A Polars DataFrame containing the data read from the CSV file.

strip_chars

Trim whitespace from all string columns

Parameters:

Name Type Description Default
df DataFrame

pl.DataFrame

required

Returns:

Type Description
DataFrame

pl.DataFrame

transform

Transform a dataframe with callback and picklist

Parameters:

Name Type Description Default
data DataFrame

a dataframe

required
transform callable

a callback function to be apply

required
picklist dict

an optional dictionary

None

Returns:

Type Description

a transformed dataframe

update

Updates the given dictionary with values from another dictionary or an iterable of key-value pairs.

Parameters:

Name Type Description Default
dic dict

The dictionary to be updated.

required
upd

A dictionary or an iterable of key-value pairs (e.g., a list of tuples) with updates to apply to the original dictionary.

required

Returns:

Type Description
dict

The updated dictionary with the new values merged into the original dictionary.

valid_email

Validates an email address against a specified regex pattern.

Parameters:

Name Type Description Default
email str

The email address to be validate.

required
pattern str

The regex pattern used to validate the email address.
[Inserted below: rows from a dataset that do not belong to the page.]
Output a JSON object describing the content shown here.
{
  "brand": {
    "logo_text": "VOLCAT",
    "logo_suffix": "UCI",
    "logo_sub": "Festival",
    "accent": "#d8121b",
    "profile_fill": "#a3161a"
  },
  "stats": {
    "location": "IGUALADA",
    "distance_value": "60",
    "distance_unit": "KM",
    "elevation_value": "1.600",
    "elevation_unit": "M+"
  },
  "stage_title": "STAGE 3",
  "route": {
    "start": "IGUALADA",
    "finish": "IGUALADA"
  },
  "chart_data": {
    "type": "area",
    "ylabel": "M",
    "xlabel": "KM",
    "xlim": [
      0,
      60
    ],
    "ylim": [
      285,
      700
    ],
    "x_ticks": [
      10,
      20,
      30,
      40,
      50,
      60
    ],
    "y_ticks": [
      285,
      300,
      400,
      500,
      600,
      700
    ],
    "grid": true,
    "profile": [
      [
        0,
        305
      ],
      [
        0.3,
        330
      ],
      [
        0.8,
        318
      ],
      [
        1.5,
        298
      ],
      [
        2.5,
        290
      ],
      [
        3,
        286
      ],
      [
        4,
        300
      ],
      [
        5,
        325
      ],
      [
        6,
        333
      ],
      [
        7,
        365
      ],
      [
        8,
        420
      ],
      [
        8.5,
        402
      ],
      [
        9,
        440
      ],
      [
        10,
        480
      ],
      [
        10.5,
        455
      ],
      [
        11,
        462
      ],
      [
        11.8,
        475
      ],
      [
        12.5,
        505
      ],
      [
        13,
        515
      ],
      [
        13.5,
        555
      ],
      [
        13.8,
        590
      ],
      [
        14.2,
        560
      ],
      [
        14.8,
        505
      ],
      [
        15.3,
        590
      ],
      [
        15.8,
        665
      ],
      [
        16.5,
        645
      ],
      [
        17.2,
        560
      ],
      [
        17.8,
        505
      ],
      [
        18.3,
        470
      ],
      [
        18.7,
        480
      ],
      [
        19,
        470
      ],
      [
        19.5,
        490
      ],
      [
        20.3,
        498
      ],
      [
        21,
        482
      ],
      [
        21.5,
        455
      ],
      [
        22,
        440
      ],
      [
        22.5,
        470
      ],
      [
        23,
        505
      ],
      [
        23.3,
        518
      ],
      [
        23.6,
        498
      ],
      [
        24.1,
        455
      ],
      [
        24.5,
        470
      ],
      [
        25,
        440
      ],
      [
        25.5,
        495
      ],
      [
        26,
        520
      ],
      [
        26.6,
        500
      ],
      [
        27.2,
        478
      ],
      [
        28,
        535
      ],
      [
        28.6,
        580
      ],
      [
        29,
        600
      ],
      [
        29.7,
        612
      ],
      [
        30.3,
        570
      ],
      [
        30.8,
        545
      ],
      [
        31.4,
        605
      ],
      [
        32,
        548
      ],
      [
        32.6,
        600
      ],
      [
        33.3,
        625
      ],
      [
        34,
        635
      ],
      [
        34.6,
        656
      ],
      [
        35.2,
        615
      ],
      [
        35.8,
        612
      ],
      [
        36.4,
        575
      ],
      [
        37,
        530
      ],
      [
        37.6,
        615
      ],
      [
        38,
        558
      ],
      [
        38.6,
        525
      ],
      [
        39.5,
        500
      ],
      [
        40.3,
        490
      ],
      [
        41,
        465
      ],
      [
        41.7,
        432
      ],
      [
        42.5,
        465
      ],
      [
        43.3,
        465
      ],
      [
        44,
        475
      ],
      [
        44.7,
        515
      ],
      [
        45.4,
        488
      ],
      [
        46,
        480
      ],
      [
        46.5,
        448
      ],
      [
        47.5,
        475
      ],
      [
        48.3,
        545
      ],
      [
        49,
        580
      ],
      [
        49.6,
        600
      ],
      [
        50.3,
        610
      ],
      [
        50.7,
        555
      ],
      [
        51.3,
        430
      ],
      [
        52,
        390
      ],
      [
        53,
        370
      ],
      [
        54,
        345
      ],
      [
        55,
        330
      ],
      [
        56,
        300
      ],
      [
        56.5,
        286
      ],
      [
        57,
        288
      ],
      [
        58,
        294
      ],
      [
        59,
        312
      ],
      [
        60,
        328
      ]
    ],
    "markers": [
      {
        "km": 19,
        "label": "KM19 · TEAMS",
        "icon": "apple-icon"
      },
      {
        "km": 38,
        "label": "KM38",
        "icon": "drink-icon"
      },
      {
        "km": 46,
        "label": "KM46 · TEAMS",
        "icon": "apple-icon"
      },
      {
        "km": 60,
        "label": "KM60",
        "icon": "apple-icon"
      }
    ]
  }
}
'^[a-zA-Z0-9._%+-]+@[a-zA-Z0-9.-]+\\.[a-zA-Z]{2,}$'

Returns:

Type Description

True if the email address matches the pattern, False otherwise.

write_csv

Writes a Polars DataFrame to a CSV file with the given options.

Parameters:

Name Type Description Default
df DataFrame

pl.DataFrame. The Polars DataFrame to be written to CSV.

required
file str | Path | IO[str] | IO[bytes] | None

File path or writable file-like object to which the result will be written. If set to None (default), the output is returned as a string instead

None
transform callable

(optional) A transformation function to apply to the data before loading. Default is None.

None
picklist dict

(optional) A dictionary used for mapping or lookup during the load process. Default is None.

None
create bool

(optional) A boolean value for create action. Default is False.

False
n_rows_write int

The number of rows to write in each batch during the transform operation. Default is 1000.

1000
empty_value str

Set this value for empy values.

None
kwargs

dict, optional Additional keyword arguments to pass to the CSV writer. These can include parameters like 'separator', 'quote_char', etc., which control various aspects of the CSV writing process. https://docs.pola.rs/api/python/stable/reference/api/polars.DataFrame.write_csv.html

{}

Returns:

Type Description
str

The path to the CSV file that was written or text if file is None.